Anspruchsvolle Zeiten für die Tigers Tübingen: Robert Wintermantel im großen Interview

Von Pressemitteilung

Robert Wintermantel hat als Geschäftsführer der Tigers Tübingen anspruchsvolle Wochen hinter sich – und noch immer ist für die Teams der 2. Basketball-Bundesliga vieles in der Schwebe. Der 49-Jährige glaubt aber weiter an eine erfolgreiche Zukunft des Basketball-Standorts Tübingen.

Anspruchsvolle Zeiten für die Tigers Tübingen: Robert Wintermantel im großen Interview

Robert Wintermantel ist Geschäftsführer der Tigers Tübingen.

Die Tigers Tübingen sind nach wie vor damit beschäftigt, den Basketball-Standort Tübingen erfolgreich durch die Corona-Krise zu führen. Tigers-Manager Robert Wintermantel gibt einen Einblick über die aktuellen Aufgaben und wagt einen Ausblick in die Zukunft.

Herr Wintermantel, seit mittlerweile knapp drei Monaten ruht nun der Trainings- und Spielbetrieb. In den Sommermonaten wird in der Regel die neue Saison geplant, dies gestaltet sich aufgrund der unklaren Perspektive alles nun etwas schwierig. Wie lauten aufgrund der Corona-Krise gegenwärtig Ihre wichtigsten Aufgaben im Tagesgeschäft?

Robert Wintermantel: In den letzten Tagen und Wochen stand bei mir persönlich die Erstellung des Finanzplans und verschiedener Szenarien ganz vorne auf der Agenda. Der Finanzplan musste zum 1. Juni 2020 an den Gutachterausschuss übergeben werden. Dies war zeitintensiv, da sich immer wieder Komponenten verändert haben. Es ist natürlich insgesamt keine einfache Aufgabe zu planen, wenn einige Rahmenbedingungen für die neue Saison noch nicht feststehen. Deswegen beinhaltet unsere Finanzplanung viele Annahmen, die im engen Austausch mit der Liga um Geschäftsführer Christian Krings erstellt wurden. Wir haben diverse Partner, die akut von der Corona-Krise betroffen sind. Diese langjährigen Geschäftspartner können oftmals noch keine Aussagen treffen, ob eine weitere Verbindung mit den Tigers Tübingen möglich ist. Das wissen wir sehr genau und verstehen somit die Sorgen und Ängste unserer Partner. Hinsichtlich eines Starts in die neue Saison kann festgehalten werden: Die Vereine und die Liga wollen erst beginnen, wenn ein Spielbetrieb mit Zuschauern möglich ist. Alles andere macht keinen Sinn.

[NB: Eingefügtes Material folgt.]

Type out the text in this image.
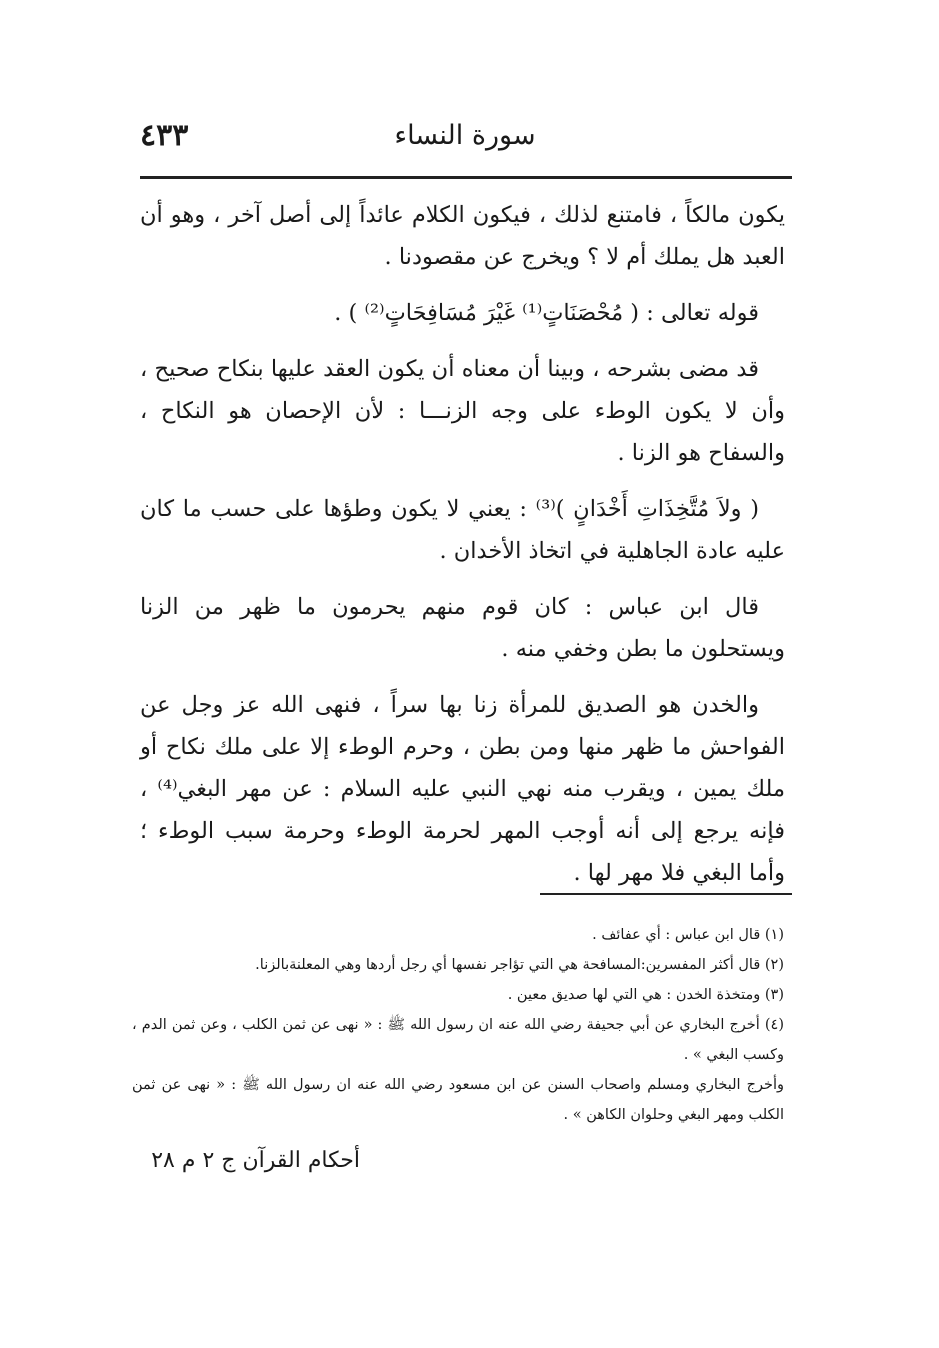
٤٣٣	سورة النساء

يكون مالكاً ، فامتنع لذلك ، فيكون الكلام عائداً إلى أصل آخر ، وهو أن العبد هل يملك أم لا ؟ ويخرج عن مقصودنا .

قوله تعالى : ( مُحْصَنَاتٍ⁽¹⁾ غَيْرَ مُسَافِحَاتٍ⁽²⁾ ) .

قد مضى بشرحه ، وبينا أن معناه أن يكون العقد عليها بنكاح صحيح ، وأن لا يكون الوطء على وجه الزنـــا : لأن الإحصان هو النكاح ، والسفاح هو الزنا .

( ولاَ مُتَّخِذَاتِ أَخْدَانٍ )⁽³⁾ : يعني لا يكون وطؤها على حسب ما كان عليه عادة الجاهلية في اتخاذ الأخدان .

قال ابن عباس : كان قوم منهم يحرمون ما ظهر من الزنا ويستحلون ما بطن وخفي منه .

والخدن هو الصديق للمرأة زنا بها سراً ، فنهى الله عز وجل عن الفواحش ما ظهر منها ومن بطن ، وحرم الوطء إلا على ملك نكاح أو ملك يمين ، ويقرب منه نهي النبي عليه السلام : عن مهر البغي⁽⁴⁾ ، فإنه يرجع إلى أنه أوجب المهر لحرمة الوطء وحرمة سبب الوطء ؛ وأما البغي فلا مهر لها .

(١) قال ابن عباس : أي عفائف .

(٢) قال أكثر المفسرين:المسافحة هي التي تؤاجر نفسها أي رجل أردها وهي المعلنةبالزنا.

(٣) ومتخذة الخدن : هي التي لها صديق معين .

(٤) أخرج البخاري عن أبي جحيفة رضي الله عنه ان رسول الله ﷺ : « نهى عن ثمن الكلب ، وعن ثمن الدم ، وكسب البغي » .

وأخرج البخاري ومسلم واصحاب السنن عن ابن مسعود رضي الله عنه ان رسول الله ﷺ : « نهى عن ثمن الكلب ومهر البغي وحلوان الكاهن » .

أحكام القرآن ج ٢ م ٢٨
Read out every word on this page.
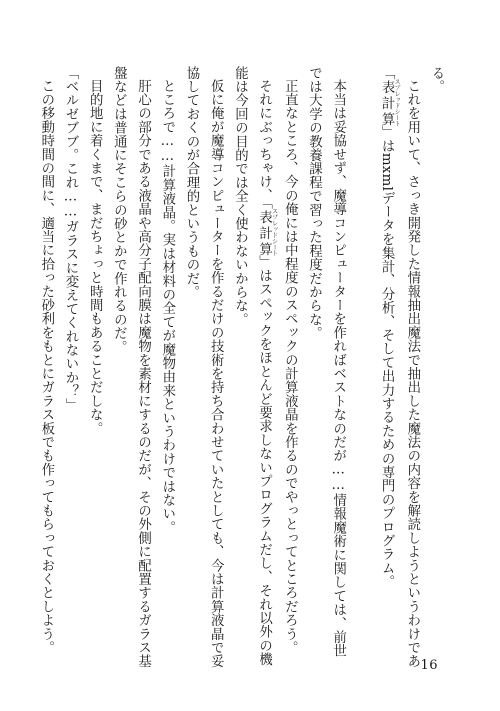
る。

これを用いて、さっき開発した情報抽出魔法で抽出した魔法の内容を解読しようというわけであ

「表計算 スプレッドシート」はmxmlデータを集計、分析、そして出力するための専門のプログラム。

本当は妥協せず、魔導コンピューターを作ればベストなのだが……情報魔術に関しては、前世

では大学の教養課程で習った程度だからな。

正直なところ、今の俺には中程度のスペックの計算液晶を作るのでやっとってところだろう。

それにぶっちゃけ、「表計算 スプレッドシート」はスペックをほとんど要求しないプログラムだし、それ以外の機

能は今回の目的では全く使わないからな。

仮に俺が魔導コンピューターを作るだけの技術を持ち合わせていたとしても、今は計算液晶で妥

協しておくのが合理的というものだ。

ところで……計算液晶。実は材料の全てが魔物由来というわけではない。

肝心の部分である液晶や高分子配向膜は魔物を素材にするのだが、その外側に配置するガラス基

盤などは普通にそこらの砂とかで作れるのだ。

目的地に着くまで、まだちょっと時間もあることだしな。

「ベルゼブブ。これ……ガラスに変えてくれないか？」

この移動時間の間に、適当に拾った砂利をもとにガラス板でも作ってもらっておくとしよう。

16
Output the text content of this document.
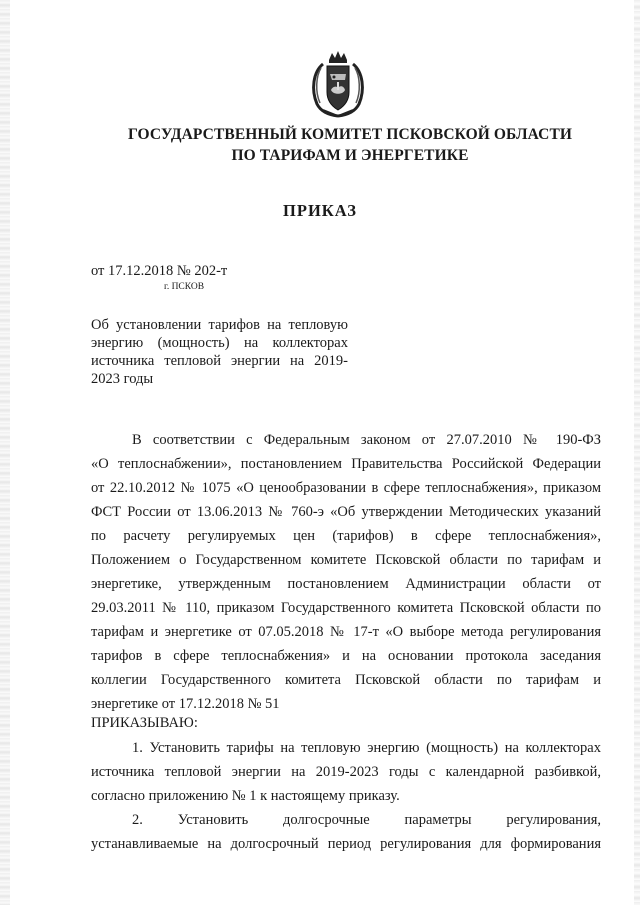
ГОСУДАРСТВЕННЫЙ КОМИТЕТ ПСКОВСКОЙ ОБЛАСТИ
ПО ТАРИФАМ И ЭНЕРГЕТИКЕ
ПРИКАЗ
от 17.12.2018 № 202-т
г. ПСКОВ
Об установлении тарифов на тепловую
энергию (мощность) на коллекторах
источника тепловой энергии на 2019-
2023 годы
В соответствии с Федеральным законом от 27.07.2010 № 190-ФЗ
«О теплоснабжении», постановлением Правительства Российской Федерации
от 22.10.2012 № 1075 «О ценообразовании в сфере теплоснабжения», приказом
ФСТ России от 13.06.2013 № 760-э «Об утверждении Методических указаний
по расчету регулируемых цен (тарифов) в сфере теплоснабжения»,
Положением о Государственном комитете Псковской области по тарифам и
энергетике, утвержденным постановлением Администрации области от
29.03.2011 № 110, приказом Государственного комитета Псковской области по
тарифам и энергетике от 07.05.2018 № 17-т «О выборе метода регулирования
тарифов в сфере теплоснабжения» и на основании протокола заседания
коллегии Государственного комитета Псковской области по тарифам и
энергетике от 17.12.2018 № 51
ПРИКАЗЫВАЮ:
1. Установить тарифы на тепловую энергию (мощность) на коллекторах
источника тепловой энергии на 2019-2023 годы с календарной разбивкой,
согласно приложению № 1 к настоящему приказу.
2. Установить долгосрочные параметры регулирования,
устанавливаемые на долгосрочный период регулирования для формирования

Welches waren die Kernaufgaben in den vergangenen Wochen für Sie und Ihre Mitarbeiter?

Nach dem abrupten Saisonende mussten mein Team der Geschäftsstelle und ich uns natürlich auch erst einmal sammeln, haben dann aber schnell reagiert. Da war es hilfreich, dass wir, durch die Jahre der Konsolidierung ab 2009, bereits krisenerfahren sind. Diese neue, für uns unbekannte Situation, musste analysiert werden, um den Fortbestand des Tübinger Basketballs zu sichern. Primäres Ziel war es, sämtliche Maßnahmen hinsichtlich Einsparungen vorzunehmen. Wir haben insgesamt drei Spieler-Wohnungen aufgegeben, die Umsetzung war zeitintensiv, aus Kostengründen war dies jedoch ein notwendiger Schritt. Dazu kam die komplette Abwicklung der vergangenen Spielzeit 2019/2020, inklusive der Beantragung des Kurzarbeitergelds für die Angestellten. Die Crowdfunding-Aktion musste von uns begleitet werden. Zudem gab es, trotz der Corona-Krise, einige Termine mit unseren Sponsoren.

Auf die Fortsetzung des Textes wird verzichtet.